第一次个人编程作业

一、PSP表格

PSP2.1	Personal Software Process Stages	预估耗时（分钟）	实际耗时（分钟）
Planning	计划
· Estimate	· 估计这个任务需要多少时间	10	20
Development	开发
· Analysis	· 需求分析 (包括学习新技术)	120	120
· Design Spec	· 生成设计文档	30	30
· Design Review	· 设计复审	5	5
· Coding Standard	· 代码规范 (为目前的开发制定合适的规范)	20	20
· Design	· 具体设计	180	300
· Coding	· 具体编码	900	1200
· Code Review	· 代码复审	120	600
· Test	· 测试（自我测试，修改代码，提交修改）	120	120
Reporting	报告
· Test Repor	· 测试报告	30	30
· Size Measurement	· 计算工作量	30	20
· Postmortem & Process Improvement Plan	· 事后总结, 并提出过程改进计划	20	10
	· 合计	1585	2475

二、计算模块接口

2.1 计算模块接口的设计与实现过程

2.1.1 程序设计思路

在刚开始看到这个题时我只能想到循环查找字符串、利用树存储来加快时间等模糊的想法，但并没有实际的能力去实现。在我参考了不少同学的思路后，我发现总共大多是使用DFA或AC自动机的方法。在思考哪个更适合我之后，我选择了用python来实现DFA算法。

如图将关键词“你真帅”“我真好”“你真牛”用该树存储起来。从根节点开始，在比较待查文本的字符时，若遇到“你”则进入“你”节点，并判断此时状态：显然并不是终点，“帅”或“牛”才是。而如果整个比较过程都没有出错，顺利到了终点，那么便成功找到了一个关键词，若出错则重来。
在python中，用字典dict来实现DFA算法较方便。如下，可见使用字典实现可以避免不少麻烦。

    state_event_dict = {
        '你':{
            '真':{
                '帅':{
                    'is_end':True
                },'is_end':False
                '牛':{
                    'is_end':True
                },'is_end':False
            },
        },
        '我':{
            '真':{
                '好':{
                    'is_end':True
                },'is_end':False
            },'is_end':False
        }
    },

2.1.2实际思路

在实践中，我一开始先实现了查找字符的DFA算法，该算法只能检测出完全符合敏感词的文本。
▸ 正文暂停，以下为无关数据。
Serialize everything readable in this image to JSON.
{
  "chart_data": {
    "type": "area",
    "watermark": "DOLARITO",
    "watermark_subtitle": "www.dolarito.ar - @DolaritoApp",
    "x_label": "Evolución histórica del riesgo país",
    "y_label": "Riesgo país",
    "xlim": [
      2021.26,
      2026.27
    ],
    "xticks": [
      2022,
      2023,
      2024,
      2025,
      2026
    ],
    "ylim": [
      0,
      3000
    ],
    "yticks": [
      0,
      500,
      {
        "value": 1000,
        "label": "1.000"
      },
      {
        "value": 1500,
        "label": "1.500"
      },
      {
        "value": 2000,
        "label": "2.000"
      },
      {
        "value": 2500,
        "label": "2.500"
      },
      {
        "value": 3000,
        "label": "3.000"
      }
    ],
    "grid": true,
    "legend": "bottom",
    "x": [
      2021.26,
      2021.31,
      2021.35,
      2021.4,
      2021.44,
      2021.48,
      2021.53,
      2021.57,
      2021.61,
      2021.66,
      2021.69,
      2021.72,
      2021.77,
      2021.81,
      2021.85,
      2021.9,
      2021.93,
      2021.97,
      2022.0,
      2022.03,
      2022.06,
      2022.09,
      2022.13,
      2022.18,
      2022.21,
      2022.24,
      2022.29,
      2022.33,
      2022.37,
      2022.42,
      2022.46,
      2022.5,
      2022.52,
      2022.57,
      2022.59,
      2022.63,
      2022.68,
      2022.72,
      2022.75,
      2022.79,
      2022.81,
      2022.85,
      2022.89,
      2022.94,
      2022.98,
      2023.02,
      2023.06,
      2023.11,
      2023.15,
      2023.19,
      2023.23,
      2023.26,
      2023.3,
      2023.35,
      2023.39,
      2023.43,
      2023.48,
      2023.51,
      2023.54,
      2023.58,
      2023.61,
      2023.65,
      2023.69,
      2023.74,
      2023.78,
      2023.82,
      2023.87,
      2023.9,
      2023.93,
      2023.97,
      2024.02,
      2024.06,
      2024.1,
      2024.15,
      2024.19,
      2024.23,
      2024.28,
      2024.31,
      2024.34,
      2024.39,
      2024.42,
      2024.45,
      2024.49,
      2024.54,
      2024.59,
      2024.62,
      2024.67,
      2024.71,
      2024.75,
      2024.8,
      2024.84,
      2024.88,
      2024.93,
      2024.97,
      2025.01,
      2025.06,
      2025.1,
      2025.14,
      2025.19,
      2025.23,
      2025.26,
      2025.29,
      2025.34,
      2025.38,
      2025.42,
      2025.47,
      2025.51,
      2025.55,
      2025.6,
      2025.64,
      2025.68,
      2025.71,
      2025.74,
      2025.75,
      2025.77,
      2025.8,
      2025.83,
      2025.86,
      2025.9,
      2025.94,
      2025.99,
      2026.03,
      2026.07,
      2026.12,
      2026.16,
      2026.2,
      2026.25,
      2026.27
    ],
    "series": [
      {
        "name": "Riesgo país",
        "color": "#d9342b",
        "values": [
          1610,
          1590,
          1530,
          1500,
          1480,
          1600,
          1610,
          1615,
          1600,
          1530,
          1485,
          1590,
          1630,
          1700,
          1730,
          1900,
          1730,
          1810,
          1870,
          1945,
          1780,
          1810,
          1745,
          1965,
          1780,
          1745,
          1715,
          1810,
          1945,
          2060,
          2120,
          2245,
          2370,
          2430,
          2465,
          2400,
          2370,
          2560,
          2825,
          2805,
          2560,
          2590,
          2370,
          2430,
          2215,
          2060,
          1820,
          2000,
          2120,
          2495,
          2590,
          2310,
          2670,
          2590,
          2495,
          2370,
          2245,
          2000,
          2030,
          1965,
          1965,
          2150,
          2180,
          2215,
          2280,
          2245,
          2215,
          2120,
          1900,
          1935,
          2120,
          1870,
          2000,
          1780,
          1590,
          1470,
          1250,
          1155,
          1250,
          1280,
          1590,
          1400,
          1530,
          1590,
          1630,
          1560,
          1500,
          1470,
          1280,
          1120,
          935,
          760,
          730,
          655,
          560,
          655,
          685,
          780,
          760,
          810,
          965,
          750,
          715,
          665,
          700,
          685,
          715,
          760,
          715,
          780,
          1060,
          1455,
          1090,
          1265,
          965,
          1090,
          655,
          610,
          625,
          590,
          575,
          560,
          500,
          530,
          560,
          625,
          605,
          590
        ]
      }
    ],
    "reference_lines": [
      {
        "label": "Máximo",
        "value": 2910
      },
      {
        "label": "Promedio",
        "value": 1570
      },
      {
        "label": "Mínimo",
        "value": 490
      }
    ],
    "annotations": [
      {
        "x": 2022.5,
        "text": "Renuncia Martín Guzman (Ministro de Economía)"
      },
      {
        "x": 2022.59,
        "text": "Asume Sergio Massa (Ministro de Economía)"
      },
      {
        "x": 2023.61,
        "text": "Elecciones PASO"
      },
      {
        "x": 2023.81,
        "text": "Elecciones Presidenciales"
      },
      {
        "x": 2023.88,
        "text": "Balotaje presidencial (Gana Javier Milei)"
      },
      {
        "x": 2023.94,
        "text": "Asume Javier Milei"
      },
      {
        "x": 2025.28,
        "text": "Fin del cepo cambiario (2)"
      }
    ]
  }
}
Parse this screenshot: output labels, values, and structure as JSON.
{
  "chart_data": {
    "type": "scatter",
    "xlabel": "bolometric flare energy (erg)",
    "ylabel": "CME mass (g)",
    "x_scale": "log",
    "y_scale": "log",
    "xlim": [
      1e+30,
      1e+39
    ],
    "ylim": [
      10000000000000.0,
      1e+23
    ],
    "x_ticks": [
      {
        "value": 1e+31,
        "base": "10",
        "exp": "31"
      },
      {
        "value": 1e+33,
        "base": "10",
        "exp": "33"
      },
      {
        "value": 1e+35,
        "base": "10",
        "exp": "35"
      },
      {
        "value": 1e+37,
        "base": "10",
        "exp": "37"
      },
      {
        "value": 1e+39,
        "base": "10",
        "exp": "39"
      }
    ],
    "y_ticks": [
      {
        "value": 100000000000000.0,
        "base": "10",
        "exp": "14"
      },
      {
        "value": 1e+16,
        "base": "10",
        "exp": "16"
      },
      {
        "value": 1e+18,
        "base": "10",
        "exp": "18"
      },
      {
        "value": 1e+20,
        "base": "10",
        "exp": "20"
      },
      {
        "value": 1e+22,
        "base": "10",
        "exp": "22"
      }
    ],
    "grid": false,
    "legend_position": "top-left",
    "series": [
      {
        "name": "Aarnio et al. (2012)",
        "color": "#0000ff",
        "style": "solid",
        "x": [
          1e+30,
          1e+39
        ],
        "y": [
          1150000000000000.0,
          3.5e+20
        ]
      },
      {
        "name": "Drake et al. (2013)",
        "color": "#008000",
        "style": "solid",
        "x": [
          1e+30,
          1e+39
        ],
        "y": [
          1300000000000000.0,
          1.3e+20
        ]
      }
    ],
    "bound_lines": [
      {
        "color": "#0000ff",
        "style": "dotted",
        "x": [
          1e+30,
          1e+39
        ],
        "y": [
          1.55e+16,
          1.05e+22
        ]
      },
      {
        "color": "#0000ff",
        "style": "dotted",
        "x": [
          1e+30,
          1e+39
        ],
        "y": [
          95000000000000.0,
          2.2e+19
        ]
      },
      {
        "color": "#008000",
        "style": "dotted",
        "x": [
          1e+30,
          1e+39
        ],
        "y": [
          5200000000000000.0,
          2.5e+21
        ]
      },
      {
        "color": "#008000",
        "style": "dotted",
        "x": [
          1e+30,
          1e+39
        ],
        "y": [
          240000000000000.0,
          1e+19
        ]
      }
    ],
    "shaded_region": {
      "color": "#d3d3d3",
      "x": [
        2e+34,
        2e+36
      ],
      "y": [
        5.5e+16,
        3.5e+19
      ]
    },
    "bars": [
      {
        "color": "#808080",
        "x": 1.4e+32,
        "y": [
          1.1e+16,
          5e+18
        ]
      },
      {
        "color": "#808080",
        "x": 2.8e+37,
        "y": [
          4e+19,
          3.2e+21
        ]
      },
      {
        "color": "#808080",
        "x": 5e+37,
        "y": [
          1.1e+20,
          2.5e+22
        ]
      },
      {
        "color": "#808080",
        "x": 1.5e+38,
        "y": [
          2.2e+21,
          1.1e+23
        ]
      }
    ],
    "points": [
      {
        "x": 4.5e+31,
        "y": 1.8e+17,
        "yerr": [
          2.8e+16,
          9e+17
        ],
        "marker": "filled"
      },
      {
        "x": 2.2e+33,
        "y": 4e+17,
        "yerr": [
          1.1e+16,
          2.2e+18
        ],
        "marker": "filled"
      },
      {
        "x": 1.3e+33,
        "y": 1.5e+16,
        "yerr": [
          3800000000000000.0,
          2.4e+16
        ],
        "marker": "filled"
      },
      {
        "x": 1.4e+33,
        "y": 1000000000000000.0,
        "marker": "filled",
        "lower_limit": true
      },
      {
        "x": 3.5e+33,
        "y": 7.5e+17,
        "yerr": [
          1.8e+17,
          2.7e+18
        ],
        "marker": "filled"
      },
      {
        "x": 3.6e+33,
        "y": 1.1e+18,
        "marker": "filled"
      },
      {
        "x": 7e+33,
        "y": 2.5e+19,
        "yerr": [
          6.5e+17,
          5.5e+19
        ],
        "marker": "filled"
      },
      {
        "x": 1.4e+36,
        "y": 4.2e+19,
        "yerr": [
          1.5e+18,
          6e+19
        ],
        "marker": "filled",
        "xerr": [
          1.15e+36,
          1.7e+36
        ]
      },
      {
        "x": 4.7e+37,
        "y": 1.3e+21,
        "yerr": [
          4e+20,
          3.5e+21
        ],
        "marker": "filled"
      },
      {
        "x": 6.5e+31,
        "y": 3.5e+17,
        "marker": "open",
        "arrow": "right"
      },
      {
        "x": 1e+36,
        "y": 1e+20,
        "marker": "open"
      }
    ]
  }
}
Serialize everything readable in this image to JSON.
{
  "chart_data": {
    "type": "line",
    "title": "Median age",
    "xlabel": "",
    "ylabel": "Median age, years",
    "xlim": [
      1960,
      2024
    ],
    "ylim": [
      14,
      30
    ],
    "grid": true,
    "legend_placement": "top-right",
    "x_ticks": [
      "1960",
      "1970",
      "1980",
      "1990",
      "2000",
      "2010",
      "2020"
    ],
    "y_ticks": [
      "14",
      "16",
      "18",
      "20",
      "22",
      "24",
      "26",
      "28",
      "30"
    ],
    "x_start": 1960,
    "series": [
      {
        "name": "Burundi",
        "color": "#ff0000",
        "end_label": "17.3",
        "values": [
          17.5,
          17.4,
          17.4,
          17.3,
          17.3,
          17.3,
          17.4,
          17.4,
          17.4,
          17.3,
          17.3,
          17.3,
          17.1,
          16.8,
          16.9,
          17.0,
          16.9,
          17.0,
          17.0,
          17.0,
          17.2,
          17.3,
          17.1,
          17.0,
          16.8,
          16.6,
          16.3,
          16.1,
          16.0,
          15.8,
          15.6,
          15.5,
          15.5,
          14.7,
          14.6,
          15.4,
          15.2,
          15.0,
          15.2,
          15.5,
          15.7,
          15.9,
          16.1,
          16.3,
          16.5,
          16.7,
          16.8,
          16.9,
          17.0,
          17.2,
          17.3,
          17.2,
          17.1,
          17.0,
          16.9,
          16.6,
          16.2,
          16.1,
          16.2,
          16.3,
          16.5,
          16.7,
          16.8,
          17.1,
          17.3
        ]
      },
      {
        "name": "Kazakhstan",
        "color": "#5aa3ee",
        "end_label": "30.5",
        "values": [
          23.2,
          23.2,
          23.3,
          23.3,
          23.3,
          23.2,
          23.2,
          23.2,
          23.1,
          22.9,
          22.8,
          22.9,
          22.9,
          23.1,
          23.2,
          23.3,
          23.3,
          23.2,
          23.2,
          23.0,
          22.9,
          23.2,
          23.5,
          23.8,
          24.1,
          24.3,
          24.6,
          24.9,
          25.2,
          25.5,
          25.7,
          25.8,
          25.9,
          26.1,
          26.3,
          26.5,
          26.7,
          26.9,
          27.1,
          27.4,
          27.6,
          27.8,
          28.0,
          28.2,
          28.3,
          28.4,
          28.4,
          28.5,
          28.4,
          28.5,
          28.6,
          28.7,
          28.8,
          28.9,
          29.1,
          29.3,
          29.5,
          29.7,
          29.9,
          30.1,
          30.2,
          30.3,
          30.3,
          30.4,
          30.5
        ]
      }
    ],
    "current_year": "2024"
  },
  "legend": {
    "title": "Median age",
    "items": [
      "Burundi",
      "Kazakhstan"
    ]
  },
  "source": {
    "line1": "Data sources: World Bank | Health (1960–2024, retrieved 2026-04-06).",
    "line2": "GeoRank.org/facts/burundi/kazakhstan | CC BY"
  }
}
在之后我将输入的keywords_list扩充为拼音、首字母、汉字的所有组合，用这样来实现能够检测出除了原词以外的各种变体。但是遇到同音字仍然没有办法，于是我放弃了将汉字作为检测字符，对于待测文本中的每一个汉字都转化为拼音，通过拼音来实现能检测出同音词的功能。但是仍不能解决左右拆分的汉字的问题，我曾试过将偏旁也转为拼音后进行检测，后来发现不仅效率降低不少，而且许多原本能检测出来的词也检测不出来了，由于水平有限，还是放弃了偏旁检测。不过最终还是能在给的示例样本中达到百分之九十以上的成功率，还是可以了。

2.1.3代码实现

类
- class DFA
  内含_generate_state_event_dict函数，自动生成keyword_list（关键词查找树），以及match函数，根据输入的关键词在（keyword_list）树上查找并输出。但只提供了基础的输入输出功能，对关键词输入的优化（增添删改）以及获取数据的输出格式还需外部函数进行优化。

主要函数

将敏感词从文件输入并转为列表方便操作

def read_keywords(file_path):
    with open(file_path, encoding='utf-8') as keyword_list:
        return keyword_list.read().splitlines()

将待查文本从文件输入转为字符串方便操作

def read_article(file_path):
    with open(file_path, encoding='utf-8') as article:
        return article.read()

将数据按格式输出到ans.txt

def write_ans(file_path, ans_list):
with open(file_path, 'w', encoding='utf-8') as ans:
    ans.write('total: '+str(ans_list[0])+'\n')
    for word in ans_list:
        if isinstance(word, int):
            continue
        ans.write('line'+str(word['line'])+': '+'<'+real_keyword[word['keyword']]+'> ' + word['match'] + '\n')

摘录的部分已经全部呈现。